By Glen Doss, Major
“I’m on a down-going escalator. I may be facing the right direction, trying to do the right thing, but unless I’m making upward progress on my journey, that escalator will take me down!”
My friend was describing his personal faith walk. He had discovered that unless he was consistently making progress he would fall. This tendency, I believe, is a basic principle of human nature: Unless we ceaselessly make progress in our personal faith walks, we will regress and run the risk of falling. Satan, the god of this world, is an insidious and subtle foe (Eph. 6:11). The apostle Peter presents him as a frightening enemy that prowls around like a roaring lion looking for someone to devour (1 Pe 5:8 NIV). My dictionary defines “insidious” as “lying in wait to entrap.” Therefore, I suggest he also crouches in hiding sometimes, waiting for our most vulnerable moment—then pounces! Consequently, we must always be ready.
Paul’s most explicit remarks on this subject paint an unmistakable picture. I have become all things to all men so that by all possible means I might save some. I do all this for the sake of the gospel, that I may share in its blessings… .Therefore, I do not run like a man running aimlessly; I do not fight like a man beating the air. No, I beat my body and make it my slave so that after I have preached to others, I myself will not be disqualified for the prize (1 Cor. 9:22-23, 26-27).
The book Alcoholics Anonymous stresses the necessity of consistent spiritual growth, pointing out repeatedly that we must not stagnate or we will fall. “It is easy to let up on our spiritual program of action. We are headed for trouble if we do… . Every day is a day when we must carry the vision of God’s will into all our activities. ‘How can I best serve Thee—Thy will (not mine) be done.’ These are thoughts which must go with us constantly” (page 85). This all-important element of making consistent progress on our faith walk goes by a number of names.
1. It is the journey of surrender. Jesus invites us: “Take my yoke upon you and learn from me, for I am gentle and humble in heart, and you will find rest for your souls. For my yoke is easy and my burden is light” (Matt. 11:29). We increasingly surrender to the lordship of Christ as we take his yoke upon us and remain as students in the classroom of our Lord. Like Mary, we faithfully sit and listen at our Savior’s feet, learning more and more from him over time, hiding his word in our hearts (Luke 10:39).
2. It is the journey of repentance.
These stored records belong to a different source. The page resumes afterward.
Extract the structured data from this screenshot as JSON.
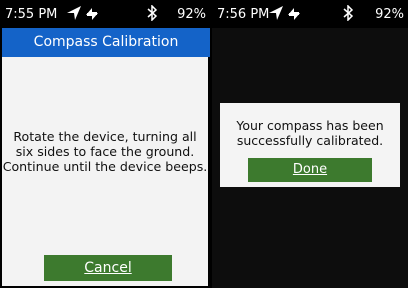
{
  "left_screen": {
    "status": {
      "time": "7:55 PM",
      "battery": "92%"
    },
    "title": "Compass Calibration",
    "message_lines": [
      "Rotate the device, turning all",
      "six sides to face the ground.",
      "Continue until the device beeps."
    ],
    "cancel_label": "Cancel"
  },
  "right_screen": {
    "status": {
      "time": "7:56 PM",
      "battery": "92%"
    },
    "dialog_lines": [
      "Your compass has been",
      "successfully calibrated."
    ],
    "done_label": "Done"
  },
  "icons": {
    "navigation": "navigation-arrow-icon",
    "sync": "sync-arrows-icon",
    "bluetooth": "bluetooth-icon"
  },
  "colors": {
    "title_bar": "#1463c8",
    "button": "#3d7a2e",
    "panel": "#f3f3f3"
  }
}
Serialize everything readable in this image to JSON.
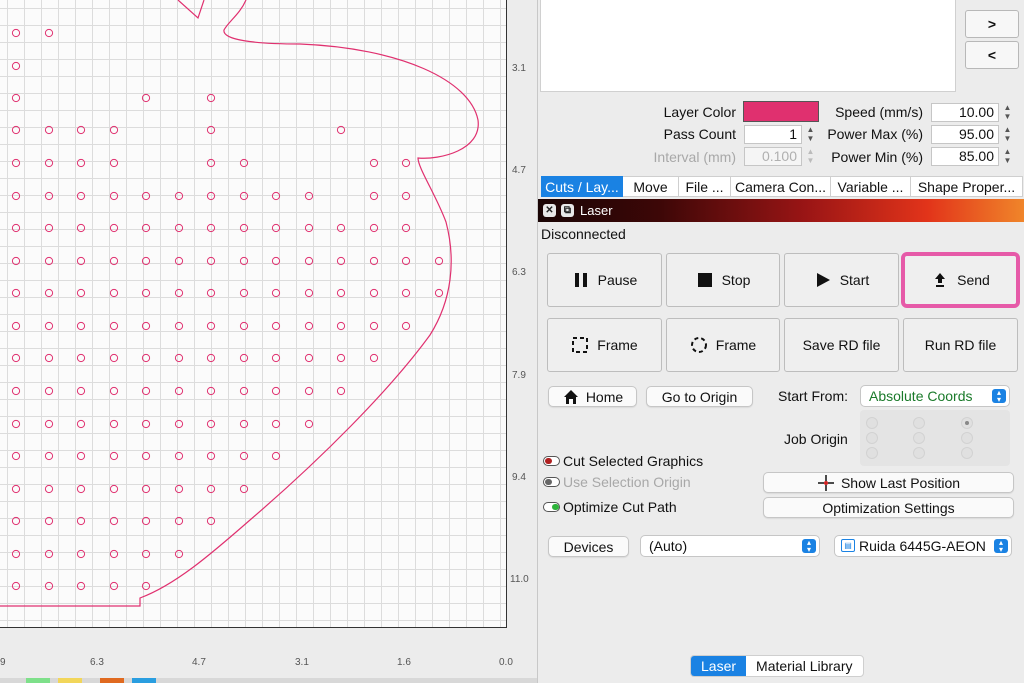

Paul reported: I preached that they should repent and turn to God and prove their repentance by their deeds (Acts 26:20). Repentance—the act of turning away from our sinful lifestyle—is a journey, for we generally do not repent of all sins at once. I have never seen a person lay down all sinful habits in a single moment. But lay them down we must until we are rid of them all (Luke 13:3).
3. It is the journey of sanctification. And we, who with unveiled faces all reflect the Lord’s glory, are being transformed into his likeness with ever-increasing glory, which comes from the Lord, who is the Spirit (2 Cor. 3:18). Once the veil of unbelief is lifted, the infant child of God—now set aside from sin and to God—begins a journey of gradual transformation into the image of Christ. The Holy Spirit effects this magnificent identity change over time. This is what it means to become a new creation (2 Cor. 5:17). Paul prays: May God himself, the God of peace, sanctify you through and through (1Thess. 5:23).
4. It is the journey of recovery. The 12-step programs of Alcoholics Anonymous, Gamblers Anonymous, Narcotics Anonymous, Overeaters Anonymous, etc., all take their members step by step on a journey of increasing surrender, repentance and sanctification—when Jesus Christ is recognized as their God. These programs translate biblical principles into user-friendly terms and formats—which all new Christians can benefit from. As Step 11 puts it: “We sought through prayer and meditation to improve our conscious contact with God, praying only for knowledge of His will for us and power to carry it out” (emphasis mine).
Ever-improving is the theme of our journey. Because we live in a sinful world where Satan currently reigns, we must recognize that we are on a down-going escalator. Unless we continue to make upward progress on our journeys, that escalator will take us down!